Yup, she’s tired of just watching me drive around.

The dunes are pretty much what you’d imagine – giant piles of sand. I had designs on bagging the peak of the high dune, but frankly it looked a little crowded as the two dozen or so people out on the sands were mostly headed for it. There were two other lesser dunes that were perhaps only 50 feet shorter so I decided that we’d go after that one instead. I did mess up a little for this short excursion. I calculated that our hike would only be about four miles, which was true, but I only had two liters of water and a liter of lemonade for a total of really not enough fluids. It was another hot, 90+ degree day and there is naturally no cover whatsoever on a sand dune.

In the spring and summer, visitors have to cross the Medano creek, which is no more than a few inches deep in the deepest parts across a wide sand bed. Crossing it was pretty cool and the Mud Doggo seemed to like the taste of the clear mountain runoff water. Thanks to the partly cloudy day, the temperature of the sand didn’t rise too high, but the overall heat was punishing. Between trudging through sand, the high air temperature, the sun, and the incline getting up the numerous dunes to challenge the high dune, my heart rate was pushing zone 4 pretty much the whole time. I didn’t have the exercise capacity, the fluids, or even the time to climb atop the high dune – but I got a bit of summit fever. You can see the top so clearly without any rocks or vegetation in the way and I knew it was only a few hundred feet above me for the last and most difficult part of the hike. Oh! I should also mention there were some German 20-somethings that were using snowboards to do a little sand boarding. The Mud Doggo thought it was particularly cool so I let her off leash to chase some of them down the slope. I left her off-leash coming down the dune because I wasn’t so sure that I would keep my footing the whole way down. The sand presents almost at random firm surfaces and unstable footing.

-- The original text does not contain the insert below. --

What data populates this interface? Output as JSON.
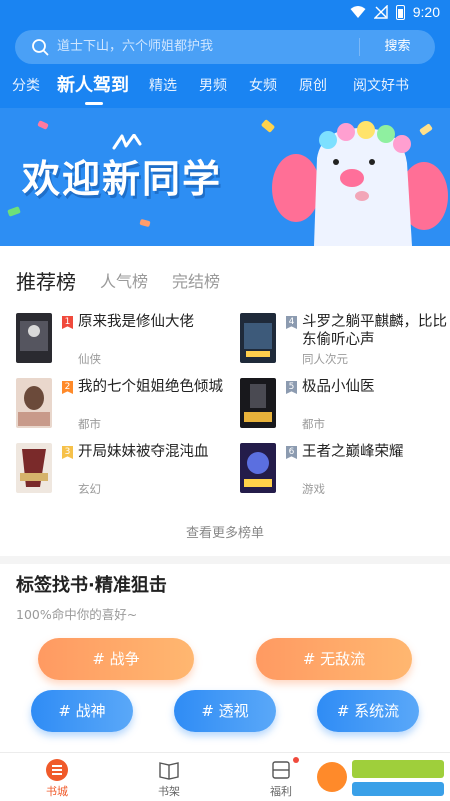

When we returned to the car from the sand dunes, Maggie did take some water from Medano creek before I discouraged her from drinking too much. I ended up back at the car with no water remaining and only a little lemonade. I poured out some ice melted cooler water for Maggie to drink – as I had forgotten to stick to my plan to buy some water on my way to the park earlier in the day. The new plan was to hit a truck stop to resupply when we left the park in the early afternoon – but as luck would have it, I spotted a sign from the road advertising Zapata Falls. A twenty minute drive up the side of a mountain and another mile hike on a rocky mountain trail later, we were there. I filtered a couple liters out of the stream and then we waded into the canyon to see Zapata Falls. Highly recommend. Shoes will get wet, but that’s ok.

Kokomo Gulch, Not a bad restoration for an abandoned mining town and tons of piled-up mine tailings.

The rest of our day was spent driving up to Silverthorne through the high alluvial plains of the San Luis valley. That is to say, after a quick stop in the nearest town to give the Mud Wagon a coin-operated bath. Eventually we were back up in the mountains and there were plenty of places to check out along the way but we passed most of them up. We were booked to have a clean bed and a hot shower for the evening and I was rather eager to get there after four nights of wet towelette baths. I had the good fortune of hearing that a good friend of mine happened to be in Colorado at the same time I was. Also, I had to get back to work and the Wi-Fi awaited.